The likely response you’ll get during an interview, “Well, you should tell me what you’re making so we know we’re not wasting each other’s time.” Maybe. But, it’s only a 30-60 minute interview and the time lost is minimal. And, incidentally, the employer wants to anchor you because what you’re presently making is also an indicator of what you’re willing to accept. The worst that can happen is the interviewer ends the interview and after a moment of awkwardness, you part ways.
With refusal, there’s a right way and a wrong way. Now, if you’re unemployed, have no income, and are really worried about where your next meal is coming from, this is probably your worst option. If you’re gainfully employed or wealthy, you can refuse all day long. You have alternatives and you don’t need the job. Some people try to create the impression that they don’t need the job and then refuse to answer. But, in my years of recruiting, I’ve gotten pretty good at spotting someone who’s using this ploy and I just simply wait that out. If no indication of income is supplied, I generally suspend the interview process.
In redirection, you also carve yourself a little wiggle room. And, it’s really not that confrontational. You’re essentially signaling to the interviewer, I’m not opposed to telling you what I make, but you’re going to have to tell me what you’re willing to pay first. This route has the potential to become a tangle but if you’re polite about it, a lot of interviewers will tip their hand. For the unemployed jobseeker, this response is slightly risky but the consequences aren’t likely to be as harsh as you might get with refusal.
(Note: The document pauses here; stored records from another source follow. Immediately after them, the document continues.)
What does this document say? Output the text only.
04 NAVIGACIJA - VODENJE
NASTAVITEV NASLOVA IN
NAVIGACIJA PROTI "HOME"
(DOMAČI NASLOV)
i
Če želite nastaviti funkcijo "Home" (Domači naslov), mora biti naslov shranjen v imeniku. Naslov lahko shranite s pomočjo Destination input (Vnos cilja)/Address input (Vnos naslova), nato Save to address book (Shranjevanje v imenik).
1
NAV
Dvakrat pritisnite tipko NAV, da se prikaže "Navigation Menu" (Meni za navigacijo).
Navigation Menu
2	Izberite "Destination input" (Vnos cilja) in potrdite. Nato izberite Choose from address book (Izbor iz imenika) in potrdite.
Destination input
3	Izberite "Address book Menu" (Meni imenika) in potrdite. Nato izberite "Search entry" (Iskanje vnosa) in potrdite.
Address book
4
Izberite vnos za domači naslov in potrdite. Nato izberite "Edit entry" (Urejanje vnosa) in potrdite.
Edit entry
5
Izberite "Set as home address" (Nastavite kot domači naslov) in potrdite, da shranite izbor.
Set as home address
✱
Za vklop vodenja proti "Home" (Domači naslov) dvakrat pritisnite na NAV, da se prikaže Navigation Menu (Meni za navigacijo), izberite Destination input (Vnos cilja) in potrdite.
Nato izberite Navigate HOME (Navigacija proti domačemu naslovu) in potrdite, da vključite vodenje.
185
Submission is the easy route. Both parties quietly hope that the other party just submits and reveals the financial facts. This angle is a punt on the part of one member of the discussion. But, everyone breathes a little easier from this moment forward. If you’re unemployed, as noted above, this is a safe play.
Now, this topic wouldn’t be complete if I didn’t mention perception and signaling. I’ll keep it light as this area has volumes already in circulation that I don’t need to revisit. If you are someone who’s got the confidence of an NFL quarterback then you’ve probably already made your millions and you don’t need to be in the interview. However, if your confidence is sound, you could signal that your needs aren’t sufficient to be willing to tip your hand, even if you’re flat broke and living with your parents. George Costanza was able to do this once and it landed him a job with the Yankees. But, if you’re a “Seinfeld” fan like me, you also know that George wasn’t an expert at getting what he wanted with any degree of frequency. In all of the negotiation books that I’ve read, the most important element is either having a viable alternative or being able to create the perception that you’ve got a viable alternative. If you can create the perception when you do not have any other option, congratulations, you’re on your way to fabulous riches and you should be working on Wall Street. When you actually do have a viable alternative, it’s perfectly OK to make the other party aware of it. I urge you to be cautious, as it’s easy to over-play your hand and come off as rude.
When a headhunter calls, I think it’s perfectly acceptable to ask, “good question, what did your client tell you they’re willing to pay?” The headhunter only makes money if he closes the deal; he gets paid on the transaction. So, he’s only going to try and bargain with you inasmuch as necessary to get you to agree to an interview.
So, those are some options and my take on the question regarding salary.